Wednesday, May 17, 2006

Games to switch off your mind

What gaming experiences feel like entering alpha state of mind? What games make you not think, but meditate?

As a player, two distinct approaches can do the trick for me:

The first one are hand-eye coordination games, specially if they require repetition of some kind. Racing games, platform games... Going several times through the same level often helps me to disconnect (not that I do it on purpose, though). Games like that make you feel like my your reflexes are doing all the work, while you passively stare at the monitor. It feels a little bit dumb too, really. Thinking is hardly a problem - you have already memorized every single action I need to perform in order to advance. It's just a matter of timing - a little bit like playing a musical instrument. Icy Tower is a good example of the kind...

The other category that has a similar effect on me are more free-style games. The annoying flash mini-game on your right is my attempt to do something like that in a very economical way (and I really need to make a new one). Games where you don't have to worry about the outcome (I've been avoiding the use of the term nongames lately), and just perform actions to watch what happens next. Maybe Electroplankton could fit.

A balanced title, between those two categories, would be the Tony Hawk series, I guess.
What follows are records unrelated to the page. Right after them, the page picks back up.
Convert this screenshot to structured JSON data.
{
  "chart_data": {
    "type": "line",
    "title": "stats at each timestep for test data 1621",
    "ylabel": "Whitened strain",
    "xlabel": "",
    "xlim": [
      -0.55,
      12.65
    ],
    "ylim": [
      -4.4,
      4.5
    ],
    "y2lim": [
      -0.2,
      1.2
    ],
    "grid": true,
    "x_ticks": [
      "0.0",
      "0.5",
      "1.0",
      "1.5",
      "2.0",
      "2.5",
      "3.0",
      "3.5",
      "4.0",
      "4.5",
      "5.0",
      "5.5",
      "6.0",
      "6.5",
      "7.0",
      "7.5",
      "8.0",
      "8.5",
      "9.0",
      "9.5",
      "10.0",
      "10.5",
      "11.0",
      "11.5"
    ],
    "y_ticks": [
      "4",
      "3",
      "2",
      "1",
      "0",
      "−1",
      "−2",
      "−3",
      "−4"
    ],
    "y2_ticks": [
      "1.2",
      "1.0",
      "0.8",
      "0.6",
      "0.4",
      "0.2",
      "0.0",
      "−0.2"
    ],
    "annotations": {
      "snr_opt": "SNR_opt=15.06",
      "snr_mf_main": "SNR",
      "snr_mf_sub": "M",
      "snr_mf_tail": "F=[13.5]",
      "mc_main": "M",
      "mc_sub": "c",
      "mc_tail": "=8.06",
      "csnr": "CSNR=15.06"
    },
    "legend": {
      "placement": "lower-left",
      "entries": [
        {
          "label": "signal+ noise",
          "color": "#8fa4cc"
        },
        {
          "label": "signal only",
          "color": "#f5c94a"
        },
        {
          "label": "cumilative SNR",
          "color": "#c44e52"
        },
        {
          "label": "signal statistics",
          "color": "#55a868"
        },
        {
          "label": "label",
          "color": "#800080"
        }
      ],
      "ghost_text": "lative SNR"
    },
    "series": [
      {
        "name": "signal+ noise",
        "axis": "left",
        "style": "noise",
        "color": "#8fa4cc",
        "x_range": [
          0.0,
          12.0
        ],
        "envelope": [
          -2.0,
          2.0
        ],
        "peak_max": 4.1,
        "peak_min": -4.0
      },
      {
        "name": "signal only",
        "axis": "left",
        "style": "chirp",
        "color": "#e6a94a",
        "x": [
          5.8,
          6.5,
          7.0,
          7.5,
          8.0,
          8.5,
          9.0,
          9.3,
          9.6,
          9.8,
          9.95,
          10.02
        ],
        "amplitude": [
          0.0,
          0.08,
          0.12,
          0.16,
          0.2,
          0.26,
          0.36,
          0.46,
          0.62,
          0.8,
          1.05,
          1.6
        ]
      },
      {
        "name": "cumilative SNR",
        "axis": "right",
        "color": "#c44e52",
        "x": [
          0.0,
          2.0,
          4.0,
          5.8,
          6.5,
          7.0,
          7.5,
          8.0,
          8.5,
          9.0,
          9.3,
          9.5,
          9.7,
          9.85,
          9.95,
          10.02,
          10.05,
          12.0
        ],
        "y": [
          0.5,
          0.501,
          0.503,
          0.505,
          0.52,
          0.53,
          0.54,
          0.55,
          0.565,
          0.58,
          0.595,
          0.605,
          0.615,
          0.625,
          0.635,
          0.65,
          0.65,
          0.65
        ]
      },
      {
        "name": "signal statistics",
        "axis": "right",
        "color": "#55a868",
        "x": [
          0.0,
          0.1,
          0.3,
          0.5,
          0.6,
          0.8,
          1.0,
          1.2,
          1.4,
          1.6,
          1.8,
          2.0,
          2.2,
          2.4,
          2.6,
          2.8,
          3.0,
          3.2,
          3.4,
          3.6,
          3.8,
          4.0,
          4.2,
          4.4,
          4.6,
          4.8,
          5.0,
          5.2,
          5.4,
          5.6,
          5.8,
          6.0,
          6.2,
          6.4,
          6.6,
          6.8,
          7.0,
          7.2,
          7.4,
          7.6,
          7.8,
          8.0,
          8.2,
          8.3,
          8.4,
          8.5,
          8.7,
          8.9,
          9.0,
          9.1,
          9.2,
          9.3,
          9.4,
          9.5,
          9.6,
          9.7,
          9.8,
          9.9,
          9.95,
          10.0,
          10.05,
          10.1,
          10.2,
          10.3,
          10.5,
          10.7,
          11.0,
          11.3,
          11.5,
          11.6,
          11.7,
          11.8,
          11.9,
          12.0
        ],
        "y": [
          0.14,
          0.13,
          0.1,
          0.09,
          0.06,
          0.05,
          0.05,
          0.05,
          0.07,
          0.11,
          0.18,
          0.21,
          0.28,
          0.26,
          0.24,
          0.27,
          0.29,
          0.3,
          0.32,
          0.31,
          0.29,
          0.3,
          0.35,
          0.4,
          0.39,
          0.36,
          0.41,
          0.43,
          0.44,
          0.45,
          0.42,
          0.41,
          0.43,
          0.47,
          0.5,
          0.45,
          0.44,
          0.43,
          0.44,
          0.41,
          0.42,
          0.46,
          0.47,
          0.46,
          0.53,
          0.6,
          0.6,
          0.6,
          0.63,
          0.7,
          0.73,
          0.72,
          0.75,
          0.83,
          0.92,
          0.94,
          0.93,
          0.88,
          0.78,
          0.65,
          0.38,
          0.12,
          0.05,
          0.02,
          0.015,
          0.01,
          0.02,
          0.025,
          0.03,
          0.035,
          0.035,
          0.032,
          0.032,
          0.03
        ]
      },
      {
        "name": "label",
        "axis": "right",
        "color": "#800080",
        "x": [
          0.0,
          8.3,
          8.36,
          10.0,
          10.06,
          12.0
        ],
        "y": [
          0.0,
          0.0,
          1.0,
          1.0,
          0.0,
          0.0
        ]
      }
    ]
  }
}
Interestingly, most titles mentioned above present some variation of Vertigo, to a certain degree. I am not sure real-life activities like that allow participants to empty their minds, although I'm pretty much sure roller-coaster and radical sports enthusiasts could argue something at least vaguely similar about the effects adrenaline or endorphine. I believe Sutton-Smith would identify such activities as related to the "self" rhetoric on games - also related to individualism and what he calls "Peak experiences". Would meditation fit?

6 comments:

Chris said...

Meditation certainly empties my mind - or at least, while I am meditating I am in the process of emptying my mind. On a really good day, I can reach a flow state in meditation.

Chico Queiroz said...

Interesting. Do you feel any similarities between the state of mind during meditation and while playing games? If so (and I guess the answer is "yes", since you used the expression "flow state"), which genres or titles do you feel get closer to that effect?

Anonymous said...

Tony Hawks achieves this very well. I often play this with some my music playing and just skate around making pleasant patterns and looking for new lines and combinations. I do not know many other games in which I am happy to do this. Free mode often feels a hollow experience and makes you feel that you are not developing or making proper progress- which you will only do in the main game. Is this kind of free play what you are calling the "flow state"? I have not met this term before.

Chico Queiroz said...

I'm not sure that's exactly what Chris meant on his comment (I guess it is), but I understand this "flow state" as an optimal point between boredom and anxiety - something related to Csikszentmihalyi's model of flow.

You can learn more about it on Chris' website.

Chico Queiroz said...

I often think that's not quite an appropriate term, since those products seems to be, essentially, video games.

But I gave up not using the term after seeing that it is already being used to describe those same products. More on that on the next post...

Chico Queiroz said...

Possibly. Free-jazz, maybe. Revolution #9, from the white album, for sure.